The school’s “Seeds to Plate” program – part of a countywide effort to encourage healthier eating habits and bring some agricultural education to the schools – reached harvest time in recent weeks.
The folks at the Gulf County Extension Office, along with staff from the University of Florida, molded that harvest of spinach, greens, sweet potatoes, green beans and corn among other items into a spread that more than 80 fifth-grade students devoured post haste.
“This is good,” said Leondra Leslie through lips guarding a full mouth. “They really know how to cook.”
The feast is the payoff for the students tasked with maintaining the garden all year long.
Well, tasked might be hyperbole.
“They love it,” Wood said of the garden program overseen by extension director Roy Lee Carter. “They love to go outside and work.
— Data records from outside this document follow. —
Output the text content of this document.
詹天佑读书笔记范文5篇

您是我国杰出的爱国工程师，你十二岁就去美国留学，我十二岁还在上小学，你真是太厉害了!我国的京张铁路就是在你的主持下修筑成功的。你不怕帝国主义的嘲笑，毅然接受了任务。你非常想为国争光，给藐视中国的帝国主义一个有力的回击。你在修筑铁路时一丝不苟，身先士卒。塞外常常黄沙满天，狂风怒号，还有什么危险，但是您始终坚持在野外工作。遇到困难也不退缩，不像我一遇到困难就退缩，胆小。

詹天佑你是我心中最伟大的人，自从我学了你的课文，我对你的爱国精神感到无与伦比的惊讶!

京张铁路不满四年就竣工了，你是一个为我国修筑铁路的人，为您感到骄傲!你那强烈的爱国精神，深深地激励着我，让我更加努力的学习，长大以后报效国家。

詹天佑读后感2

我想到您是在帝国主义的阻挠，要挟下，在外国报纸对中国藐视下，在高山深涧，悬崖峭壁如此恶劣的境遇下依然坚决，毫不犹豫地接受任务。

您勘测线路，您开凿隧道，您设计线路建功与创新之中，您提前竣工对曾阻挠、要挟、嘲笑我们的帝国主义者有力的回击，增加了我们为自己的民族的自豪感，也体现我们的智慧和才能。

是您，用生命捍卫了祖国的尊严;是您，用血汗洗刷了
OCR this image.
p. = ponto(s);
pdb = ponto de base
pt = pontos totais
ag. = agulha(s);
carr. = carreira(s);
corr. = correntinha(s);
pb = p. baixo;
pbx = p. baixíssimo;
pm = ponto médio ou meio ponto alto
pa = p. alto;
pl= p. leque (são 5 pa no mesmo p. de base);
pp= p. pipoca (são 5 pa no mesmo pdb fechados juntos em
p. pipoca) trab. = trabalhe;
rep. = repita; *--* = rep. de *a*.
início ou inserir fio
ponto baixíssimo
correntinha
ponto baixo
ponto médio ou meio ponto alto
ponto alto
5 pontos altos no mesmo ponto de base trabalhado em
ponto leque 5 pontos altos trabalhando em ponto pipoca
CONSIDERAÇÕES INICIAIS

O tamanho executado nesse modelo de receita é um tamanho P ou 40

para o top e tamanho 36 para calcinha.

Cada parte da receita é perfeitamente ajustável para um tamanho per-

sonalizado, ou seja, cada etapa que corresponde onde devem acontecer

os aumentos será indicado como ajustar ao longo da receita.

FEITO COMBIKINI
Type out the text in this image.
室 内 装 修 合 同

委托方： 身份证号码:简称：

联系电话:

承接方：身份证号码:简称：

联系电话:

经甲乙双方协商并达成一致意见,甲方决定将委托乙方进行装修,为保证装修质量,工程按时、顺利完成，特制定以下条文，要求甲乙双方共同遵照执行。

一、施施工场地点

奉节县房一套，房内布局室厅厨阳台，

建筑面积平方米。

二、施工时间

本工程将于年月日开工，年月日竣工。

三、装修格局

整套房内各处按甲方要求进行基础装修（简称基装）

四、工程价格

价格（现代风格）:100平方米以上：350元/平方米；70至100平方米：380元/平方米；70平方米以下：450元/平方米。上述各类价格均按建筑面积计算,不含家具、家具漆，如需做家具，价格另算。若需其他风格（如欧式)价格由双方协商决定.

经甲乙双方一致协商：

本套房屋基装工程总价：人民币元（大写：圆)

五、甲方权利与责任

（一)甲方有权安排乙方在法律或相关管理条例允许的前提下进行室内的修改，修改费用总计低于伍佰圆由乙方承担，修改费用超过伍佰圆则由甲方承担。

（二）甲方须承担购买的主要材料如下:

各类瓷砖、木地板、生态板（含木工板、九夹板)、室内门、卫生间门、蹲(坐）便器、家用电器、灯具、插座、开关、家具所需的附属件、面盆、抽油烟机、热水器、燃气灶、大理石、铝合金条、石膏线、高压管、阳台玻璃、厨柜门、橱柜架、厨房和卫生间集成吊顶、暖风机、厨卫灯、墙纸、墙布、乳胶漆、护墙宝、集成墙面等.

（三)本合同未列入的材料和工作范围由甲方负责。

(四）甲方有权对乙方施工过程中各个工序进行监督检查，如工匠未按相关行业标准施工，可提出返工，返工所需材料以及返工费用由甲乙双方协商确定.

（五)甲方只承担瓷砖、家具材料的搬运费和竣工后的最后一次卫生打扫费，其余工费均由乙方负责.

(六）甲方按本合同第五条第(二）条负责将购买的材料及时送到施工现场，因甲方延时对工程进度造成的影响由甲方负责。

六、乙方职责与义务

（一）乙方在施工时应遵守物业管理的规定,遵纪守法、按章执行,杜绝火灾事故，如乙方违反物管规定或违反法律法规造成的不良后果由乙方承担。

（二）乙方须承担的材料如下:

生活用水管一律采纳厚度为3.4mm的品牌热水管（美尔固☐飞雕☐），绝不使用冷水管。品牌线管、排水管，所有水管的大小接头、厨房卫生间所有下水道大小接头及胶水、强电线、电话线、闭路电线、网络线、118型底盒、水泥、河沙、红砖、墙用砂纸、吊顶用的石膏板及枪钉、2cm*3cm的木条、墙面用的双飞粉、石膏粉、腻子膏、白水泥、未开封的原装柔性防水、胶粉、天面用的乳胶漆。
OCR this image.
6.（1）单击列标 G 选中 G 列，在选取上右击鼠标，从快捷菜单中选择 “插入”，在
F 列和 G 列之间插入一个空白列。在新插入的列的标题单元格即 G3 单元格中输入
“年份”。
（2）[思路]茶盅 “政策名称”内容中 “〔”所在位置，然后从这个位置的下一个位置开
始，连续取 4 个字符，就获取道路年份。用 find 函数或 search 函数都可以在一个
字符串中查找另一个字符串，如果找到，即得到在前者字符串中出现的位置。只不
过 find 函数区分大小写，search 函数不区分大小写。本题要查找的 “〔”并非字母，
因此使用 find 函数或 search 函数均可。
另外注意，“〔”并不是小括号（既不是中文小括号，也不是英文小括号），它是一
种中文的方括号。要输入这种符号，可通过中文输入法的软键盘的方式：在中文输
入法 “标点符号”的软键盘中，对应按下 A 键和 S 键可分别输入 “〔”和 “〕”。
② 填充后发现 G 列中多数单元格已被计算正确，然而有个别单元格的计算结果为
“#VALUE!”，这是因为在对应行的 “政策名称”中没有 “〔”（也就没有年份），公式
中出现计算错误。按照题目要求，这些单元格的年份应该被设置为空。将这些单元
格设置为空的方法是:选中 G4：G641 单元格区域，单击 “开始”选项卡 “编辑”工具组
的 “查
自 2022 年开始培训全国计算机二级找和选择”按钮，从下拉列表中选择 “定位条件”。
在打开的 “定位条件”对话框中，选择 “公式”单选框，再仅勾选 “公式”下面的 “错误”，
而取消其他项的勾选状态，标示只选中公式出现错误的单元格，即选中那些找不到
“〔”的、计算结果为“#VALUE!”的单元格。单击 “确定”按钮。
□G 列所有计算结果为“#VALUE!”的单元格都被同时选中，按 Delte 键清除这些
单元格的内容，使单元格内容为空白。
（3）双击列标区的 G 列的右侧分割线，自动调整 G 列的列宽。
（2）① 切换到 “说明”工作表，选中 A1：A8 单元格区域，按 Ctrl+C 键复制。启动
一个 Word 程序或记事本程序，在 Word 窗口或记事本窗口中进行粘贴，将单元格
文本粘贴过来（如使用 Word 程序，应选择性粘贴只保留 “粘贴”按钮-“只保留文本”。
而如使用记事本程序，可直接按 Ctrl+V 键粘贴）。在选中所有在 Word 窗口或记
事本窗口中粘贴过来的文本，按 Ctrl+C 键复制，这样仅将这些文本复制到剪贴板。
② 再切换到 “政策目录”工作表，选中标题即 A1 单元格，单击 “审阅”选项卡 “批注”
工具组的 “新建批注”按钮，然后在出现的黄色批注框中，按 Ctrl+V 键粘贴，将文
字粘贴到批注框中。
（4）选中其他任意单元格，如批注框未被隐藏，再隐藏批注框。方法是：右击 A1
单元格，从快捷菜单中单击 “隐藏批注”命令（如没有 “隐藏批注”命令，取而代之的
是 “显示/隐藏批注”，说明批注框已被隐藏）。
“You could take the worst-behaved child and put them out there in the garden and they are the best-behaved child.”
The county program is a mirror to the “Food to Plate” outreach that provides the umbrella under which Seeds to Plate operates.
Food to Plate, which comes out of collaboration between UF’s Institute of Food and Agricultural Science and the Florida Department of Agriculture, offers grant funding and education for school-based programs around the state.
They work with farmers to understand what is available locally to match that information with school-based needs, said Chrystina Walmer with UF. The goal is to expose youngsters to more fresh foods.
“School gardens are becoming popular,” Walmer said. “People see the potential.
“I am impressed with what you have here, the gardens, the knowledge, the passion. It’s an exciting time.”
Carter said his goal working with the schools – Carter spearheads programs in the Wewahitchka and Port St. Joe public schools as well as Faith Christian School – is layered.
“One is to get the kids eating healthier,” Carter said. “You name it and they have grown it and will eat it.
“But it is also to teach the kids about gardening and keeping agriculture in the schools. We want them to know where that food mom and dad buys at the grocery store comes from.”
This school year, Carter had 80 fifth-graders participating in Port St. Joe and 65 in Wewahitchka.
“At the end of the year we get to have a feast,” Carter said.
The kids chowed, wolfing down heaping piles of greens and plenty of sweet potato pie supplemented with baked chicken and cornbread.
The clean trays and smiles pretty much summed up the result.
“They like to see the fruits of their harvest,” Wood said. “They liked to be served something different.”